Barry Nelson, a spokesman with John Deere & Co., said operator comfort has been one of the company's priorities throughout the years of redevelopment.
"Our main goals have always been to increase capacity by producing more bushels, covering more acres in less time and making the operator more comfortable since they are the ones spending long days out there in it," he said.
And Nelson said the company is working every day to make the combines even better than they are now. Though the newer combines have significantly increased in price over the years, Nelson said farmers get out of them what they pay for.
"Yes, combines are expensive, but they are also doing more than they ever have before. Now, when farmers buy a combine, they can cover two to three older machines," he said. "If you compare the cost per acre, it is still a very good investment. Farm equipment is expensive, but for the large operations, that is all figured into the costs of running their operations and getting more efficiency out of the machines. Otherwise we wouldn't be selling many combines."
Nelson said one of the newest functions of the combines is the GPS tracking system, which essentially steers the combines by satellite to minimize overlap during harvest.
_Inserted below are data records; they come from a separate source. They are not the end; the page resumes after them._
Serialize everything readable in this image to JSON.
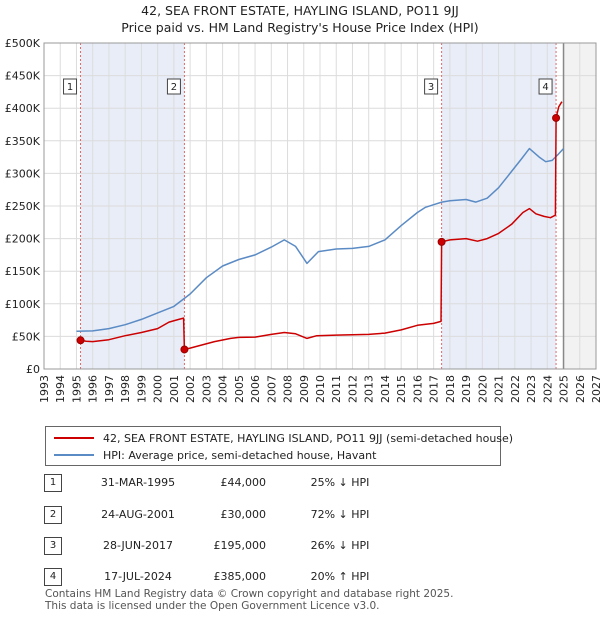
{
  "title_line1": "42, SEA FRONT ESTATE, HAYLING ISLAND, PO11 9JJ",
  "title_line2": "Price paid vs. HM Land Registry's House Price Index (HPI)",
  "legend": {
    "property_label": "42, SEA FRONT ESTATE, HAYLING ISLAND, PO11 9JJ (semi-detached house)",
    "hpi_label": "HPI: Average price, semi-detached house, Havant"
  },
  "colors": {
    "property": "#cc0000",
    "hpi": "#5b8bc4",
    "shade": "#e8edf8",
    "vline": "#e06a6a"
  },
  "sales": [
    {
      "id": "1",
      "date": "31-MAR-1995",
      "price": "£44,000",
      "hpi": "25% ↓ HPI"
    },
    {
      "id": "2",
      "date": "24-AUG-2001",
      "price": "£30,000",
      "hpi": "72% ↓ HPI"
    },
    {
      "id": "3",
      "date": "28-JUN-2017",
      "price": "£195,000",
      "hpi": "26% ↓ HPI"
    },
    {
      "id": "4",
      "date": "17-JUL-2024",
      "price": "£385,000",
      "hpi": "20% ↑ HPI"
    }
  ],
  "footer_line1": "Contains HM Land Registry data © Crown copyright and database right 2025.",
  "footer_line2": "This data is licensed under the Open Government Licence v3.0.",
  "chart_data": {
    "type": "line",
    "title": "42, SEA FRONT ESTATE, HAYLING ISLAND, PO11 9JJ — Price paid vs. HM Land Registry's House Price Index (HPI)",
    "xlim": [
      1993,
      2027
    ],
    "ylim": [
      0,
      500000
    ],
    "x_ticks": [
      1993,
      1994,
      1995,
      1996,
      1997,
      1998,
      1999,
      2000,
      2001,
      2002,
      2003,
      2004,
      2005,
      2006,
      2007,
      2008,
      2009,
      2010,
      2011,
      2012,
      2013,
      2014,
      2015,
      2016,
      2017,
      2018,
      2019,
      2020,
      2021,
      2022,
      2023,
      2024,
      2025,
      2026,
      2027
    ],
    "y_ticks": [
      {
        "value": 0,
        "label": "£0"
      },
      {
        "value": 50000,
        "label": "£50K"
      },
      {
        "value": 100000,
        "label": "£100K"
      },
      {
        "value": 150000,
        "label": "£150K"
      },
      {
        "value": 200000,
        "label": "£200K"
      },
      {
        "value": 250000,
        "label": "£250K"
      },
      {
        "value": 300000,
        "label": "£300K"
      },
      {
        "value": 350000,
        "label": "£350K"
      },
      {
        "value": 400000,
        "label": "£400K"
      },
      {
        "value": 450000,
        "label": "£450K"
      },
      {
        "value": 500000,
        "label": "£500K"
      }
    ],
    "shaded_ranges": [
      [
        1995.25,
        2001.65
      ],
      [
        2017.49,
        2024.54
      ]
    ],
    "data_end_x": 2025.0,
    "sale_markers": [
      {
        "id": "1",
        "x": 1995.25,
        "y": 44000
      },
      {
        "id": "2",
        "x": 2001.65,
        "y": 30000
      },
      {
        "id": "3",
        "x": 2017.49,
        "y": 195000
      },
      {
        "id": "4",
        "x": 2024.54,
        "y": 385000
      }
    ],
    "series": [
      {
        "name": "42, SEA FRONT ESTATE, HAYLING ISLAND, PO11 9JJ (semi-detached house)",
        "color": "#cc0000",
        "points": [
          [
            1995.25,
            44000
          ],
          [
            1995.6,
            42500
          ],
          [
            1996,
            42000
          ],
          [
            1997,
            45000
          ],
          [
            1998,
            51000
          ],
          [
            1999,
            56000
          ],
          [
            2000,
            62000
          ],
          [
            2000.7,
            72000
          ],
          [
            2001.3,
            76000
          ],
          [
            2001.6,
            78000
          ],
          [
            2001.65,
            30000
          ],
          [
            2002,
            32000
          ],
          [
            2002.6,
            36000
          ],
          [
            2003.5,
            42000
          ],
          [
            2004.5,
            47000
          ],
          [
            2005,
            48500
          ],
          [
            2006,
            49000
          ],
          [
            2007,
            53000
          ],
          [
            2007.8,
            56000
          ],
          [
            2008.5,
            54000
          ],
          [
            2009.2,
            47000
          ],
          [
            2009.8,
            51000
          ],
          [
            2011,
            52000
          ],
          [
            2012,
            52500
          ],
          [
            2013,
            53000
          ],
          [
            2014,
            55000
          ],
          [
            2015,
            60000
          ],
          [
            2016,
            67000
          ],
          [
            2017,
            70000
          ],
          [
            2017.45,
            73000
          ],
          [
            2017.49,
            195000
          ],
          [
            2018,
            198000
          ],
          [
            2019,
            200000
          ],
          [
            2019.7,
            196000
          ],
          [
            2020.3,
            200000
          ],
          [
            2021,
            208000
          ],
          [
            2021.8,
            222000
          ],
          [
            2022.5,
            240000
          ],
          [
            2022.9,
            246000
          ],
          [
            2023.3,
            238000
          ],
          [
            2023.8,
            234000
          ],
          [
            2024.2,
            232000
          ],
          [
            2024.5,
            236000
          ],
          [
            2024.54,
            385000
          ],
          [
            2024.7,
            402000
          ],
          [
            2024.9,
            410000
          ]
        ]
      },
      {
        "name": "HPI: Average price, semi-detached house, Havant",
        "color": "#5b8bc4",
        "points": [
          [
            1995,
            58000
          ],
          [
            1996,
            58500
          ],
          [
            1997,
            62000
          ],
          [
            1998,
            68000
          ],
          [
            1999,
            76000
          ],
          [
            2000,
            86000
          ],
          [
            2001,
            96000
          ],
          [
            2002,
            115000
          ],
          [
            2003,
            140000
          ],
          [
            2004,
            158000
          ],
          [
            2005,
            168000
          ],
          [
            2006,
            175000
          ],
          [
            2007,
            187000
          ],
          [
            2007.8,
            198000
          ],
          [
            2008.5,
            188000
          ],
          [
            2009.2,
            162000
          ],
          [
            2009.9,
            180000
          ],
          [
            2011,
            184000
          ],
          [
            2012,
            185000
          ],
          [
            2013,
            188000
          ],
          [
            2014,
            198000
          ],
          [
            2015,
            220000
          ],
          [
            2016,
            240000
          ],
          [
            2016.5,
            248000
          ],
          [
            2017,
            252000
          ],
          [
            2017.5,
            256000
          ],
          [
            2018,
            258000
          ],
          [
            2019,
            260000
          ],
          [
            2019.6,
            256000
          ],
          [
            2020.3,
            262000
          ],
          [
            2021,
            278000
          ],
          [
            2021.7,
            300000
          ],
          [
            2022.4,
            322000
          ],
          [
            2022.9,
            338000
          ],
          [
            2023.5,
            325000
          ],
          [
            2023.9,
            318000
          ],
          [
            2024.3,
            320000
          ],
          [
            2024.7,
            330000
          ],
          [
            2025.0,
            338000
          ]
        ]
      }
    ]
  }
}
He said the satellite can reduce overlap to as little as 4 inches, which saves the harvester time and, in the end, money.
"We are constantly asking, can you produce a machine that is more efficient in the field, cover more acres in less time, move faster, take on more bushels and at the same time make it more user-friendly? There are still things we can do to improve, we are not perfect," he said.
But some farmers have complained that the new machines are harder to clean, meaning invasive grasses can be spread from field to field during the harvesting process.
Apache wheat farmer Paul Jackson said he requires his custom harvesters to come to his 1,800 acres first, so the combines are completely clean and not tracking any invasive grasses up from Texas.
Jackson said one of the first combines he owned in the 1960s cost about $7,000. In 1980, he said he spent about $50,000 purchasing a new one. Now, combines can run upward of $200,000, so Jackson relies on custom harvesters to do all of his cutting so he can save on equipment costs.
Jackson said it costs him about $40,000 to pay custom harvesters to cut and haul the wheat in his field, which typically produces about 90,000 bushels.
"I just can't justify owning one," he said.